The haplotype-resolved assembly of the ‘Royal Royce’ genome was achieved by breakthroughs in long-read DNA sequencing (Hon et al. 2020) and insights gained from the development of an unphased chromosome-scale assembly of the genome for the highly heterozygous outbred F. × ananassa cultivar ’Camarosa’ (FaCA1; Edger et al. 2019; https://phytozome-next.jgi.doe.gov/info/Fxananassa_v1_0_a1). The ‘Camarosa’ reference genome was developed before high-density genetic maps with fully resolved subgenomes or high-accuracy HiFi reads were available to guide and improve the assembly process. With the ‘Camarosa’ reference in place, Hardigan et al. (2020, 2021) identified millions of DNA variants in octoploid populations worldwide, developed high-density arrays for genotyping SNPs anchored to FaCA1, and genetically mapped 3.6M DNA variants using whole-genome shotgun genotyping-by-sequencing. The genome-wide distribution of heterozygosity in ecotypes of the octoploid ancestors facilitated telomere-to-telomere genetic mapping of DNA variants as complete haploblocks (Hardigan et al. 2020). These genomic resources, insights, and
breakthroughs were critical for applying a genetic mapping-guided approach to the problems of resolving haplotypes, breaking chimeras, and scaffolding the ‘Royal Royce’ genome.
The ‘Royal Royce’ genome was annotated using the chromosome nomenclature and physical orientations proposed by Hardigan et al. (2021).
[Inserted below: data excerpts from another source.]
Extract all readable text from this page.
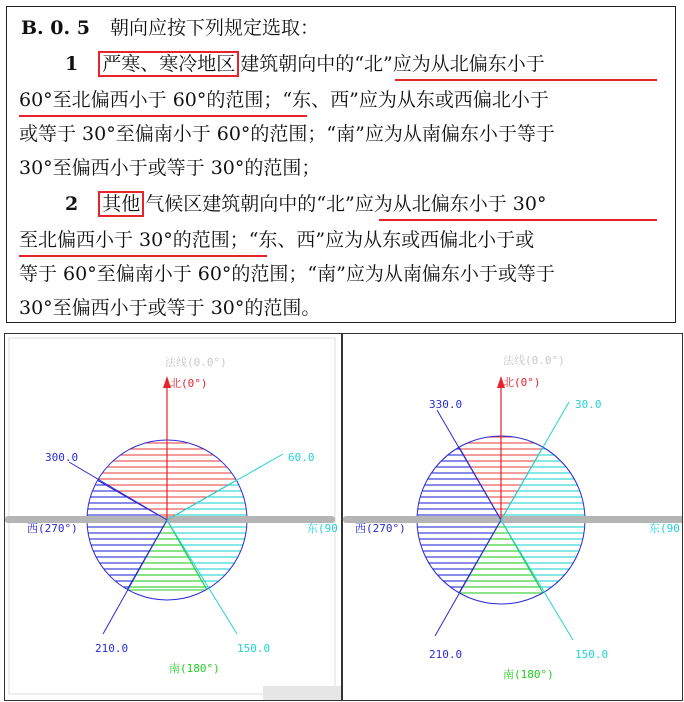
B. 0. 5 朝向应按下列规定选取：
1 严寒、寒冷地区 建筑朝向中的“北”应为从北偏东小于
60°至北偏西小于 60°的范围；“东、西”应为从东或西偏北小于
或等于 30°至偏南小于 60°的范围；“南”应为从南偏东小于等于
30°至偏西小于或等于 30°的范围；
2 其他 气候区建筑朝向中的“北”应为从北偏东小于 30°
至北偏西小于 30°的范围；“东、西”应为从东或西偏北小于或
等于 60°至偏南小于 60°的范围；“南”应为从南偏东小于或等于
30°至偏西小于或等于 30°的范围。
法线(0.0°)
北(0°)
300.0	60.0
西(270°)	东(90
210.0	150.0
南(180°)
法线(0.0°)
北(0°)
330.0	30.0
西(270°)	东(90
210.0	150.0
南(180°)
Homoeologous chromosomes in the A, B, C, and D genomes were identically numbered and oriented, e.g., chromosome 1 homoeologs were numbered 1A, 1B, 1C, and 1D and syntenically oriented. The physical coordinates for thousands of ‘Camarosa’ genome-anchored DNA markers were anchored to the ‘Royal Royce’ genome to facilitate cross-referencing genetic and physical mapping information (Hardigan et al. 2020, 2021a,b). DNA and RNA sequences, databases, and other genomic resources associated with the ‘Royal Royce’ genome assembly have been deposited in open-source public databases.
The Fragaria x ananassacv. Royal Royce Genome v1.0 assembly file is available in FASTA format.
The Fragaria x ananassacv. Royal Royce Genome v1.0 gene prediction files are available in FASTA and GFF3 formats.